For this reason alone, this trade is shocking from Tampa Bay’s perspective. Nesterov is only 23 and is on the last year of his contract that will pay him $725,000. An RFA at season’s end, Nesterov joins the Canadiens and is now the youngest defenseman on the roster. The return for Nesterov makes it look like the Lightning just gave up on a 23 year-old defenseman, which could turn out to be a big mistake.

Offensive Flair

Nesterov’s scoring totals won’t turn any heads, but there seems to be some intrigue in his underlying numbers. HERO charts found on ownthepuck.blogspot.com.

Nesterov Hero Chart

You’ll notice that Nesterov’s shot suppression could use some work, but he seems to have a bit of an offensive touch. Looking at his shots generated per hour is encouraging, as he is not reluctant to shoot the puck. As a 21 year-old rookie, Nesterov generated 44 shots in 27 games, and has eclipsed that total in each of the following two seasons. This could take some of the pressure off guys like Jeff Petry and Shea Weber, who are often tasked with the offensive output for the blue-line. Another positive from Nesterov’s HERO chart is his assists per hour. Nesterov could be a decent playmaking defenseman for the Habs as they wait for Andrei Markov to return, but his effect on the blue line could be felt for a much greater period of time.

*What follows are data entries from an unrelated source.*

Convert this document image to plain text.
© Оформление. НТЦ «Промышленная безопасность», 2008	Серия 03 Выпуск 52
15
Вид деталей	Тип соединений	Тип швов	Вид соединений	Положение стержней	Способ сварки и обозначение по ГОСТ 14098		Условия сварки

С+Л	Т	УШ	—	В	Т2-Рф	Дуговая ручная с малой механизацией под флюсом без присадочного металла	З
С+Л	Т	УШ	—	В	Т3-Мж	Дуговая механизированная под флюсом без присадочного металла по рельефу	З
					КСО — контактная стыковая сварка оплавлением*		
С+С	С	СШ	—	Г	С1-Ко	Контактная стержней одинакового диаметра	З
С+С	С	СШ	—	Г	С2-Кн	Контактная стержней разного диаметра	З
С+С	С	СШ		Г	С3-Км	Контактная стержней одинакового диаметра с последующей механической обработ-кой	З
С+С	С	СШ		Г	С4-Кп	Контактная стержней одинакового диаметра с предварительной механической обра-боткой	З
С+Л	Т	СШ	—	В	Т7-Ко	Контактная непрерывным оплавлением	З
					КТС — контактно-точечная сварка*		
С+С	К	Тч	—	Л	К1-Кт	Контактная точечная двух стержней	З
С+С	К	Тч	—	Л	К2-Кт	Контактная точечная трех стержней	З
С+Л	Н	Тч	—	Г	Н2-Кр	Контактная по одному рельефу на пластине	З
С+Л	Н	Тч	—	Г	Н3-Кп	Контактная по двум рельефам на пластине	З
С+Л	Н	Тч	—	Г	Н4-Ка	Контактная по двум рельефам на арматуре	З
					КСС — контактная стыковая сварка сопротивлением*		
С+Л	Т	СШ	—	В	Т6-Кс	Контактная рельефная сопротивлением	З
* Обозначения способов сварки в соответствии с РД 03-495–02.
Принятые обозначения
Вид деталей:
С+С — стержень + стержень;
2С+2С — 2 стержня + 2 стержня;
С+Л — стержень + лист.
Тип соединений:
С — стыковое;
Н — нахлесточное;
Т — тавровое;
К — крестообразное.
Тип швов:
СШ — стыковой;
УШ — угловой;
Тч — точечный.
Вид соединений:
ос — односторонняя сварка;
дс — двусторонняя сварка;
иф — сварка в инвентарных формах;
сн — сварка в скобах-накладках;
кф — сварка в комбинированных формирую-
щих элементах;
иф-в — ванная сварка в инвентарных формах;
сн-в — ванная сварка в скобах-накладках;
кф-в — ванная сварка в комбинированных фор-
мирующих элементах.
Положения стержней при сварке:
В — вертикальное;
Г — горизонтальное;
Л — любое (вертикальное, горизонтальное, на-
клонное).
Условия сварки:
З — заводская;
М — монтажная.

The one caveat to this chart would be his time on ice, which is low. The sample size may be too small, and the Canadiens may need him to take on a large role immediately. The stats gathered to create this chart are from the past three seasons, so it’s possible that he had been given a larger role with the Lightning before being traded. Nesterov averaged 16:35 in ice time per game with the Lightning this season. Only time will tell what Nesterov is capable of offensively, but his possession numbers are encouraging for the time being.

Nesterov Loves Throwing the Body

Even though he’s only 5-foot-11 and 183 pounds, Nesterov likes to impose his will on the ice using well timed checks. Like this one. Tallying 95 hits last season, the Russian blue-liner joins the Canadiens and ranks sixth on the team in hits. On Wednesday morning’s Recency Bias, I talked about Emelin’s reluctance to throw the body and how that style of play may be taking a toll on him. It’s possible that Nesterov can take a little bit of stress off of Emelin when it comes to physical play, but I think this is going to be his role in all aspects of the game.

Nesterov joins the Canadiens in an odd spot; he has some offensive skills, but can also be relied on to throw a hit when needed. To be frank, Nesterov could be the Habs “Jack of all trades, but a master of none,” which isn’t necessarily a bad thing. If he can chip in offensively while adding a bit of intimidation to the Habs left side on defense, this trade could be a slam dunk.

And if it doesn’t work out, it’s not a back-breaker for Marc Bergevin and the Canadiens. This seems to be one of Bergevin’s patented “bargain bin” deals, which some fans may roll their eyes at. If this is the only move he makes to address the needs of this team, I’ll be concerned.

But for the time being, this deal seems like a win across the board.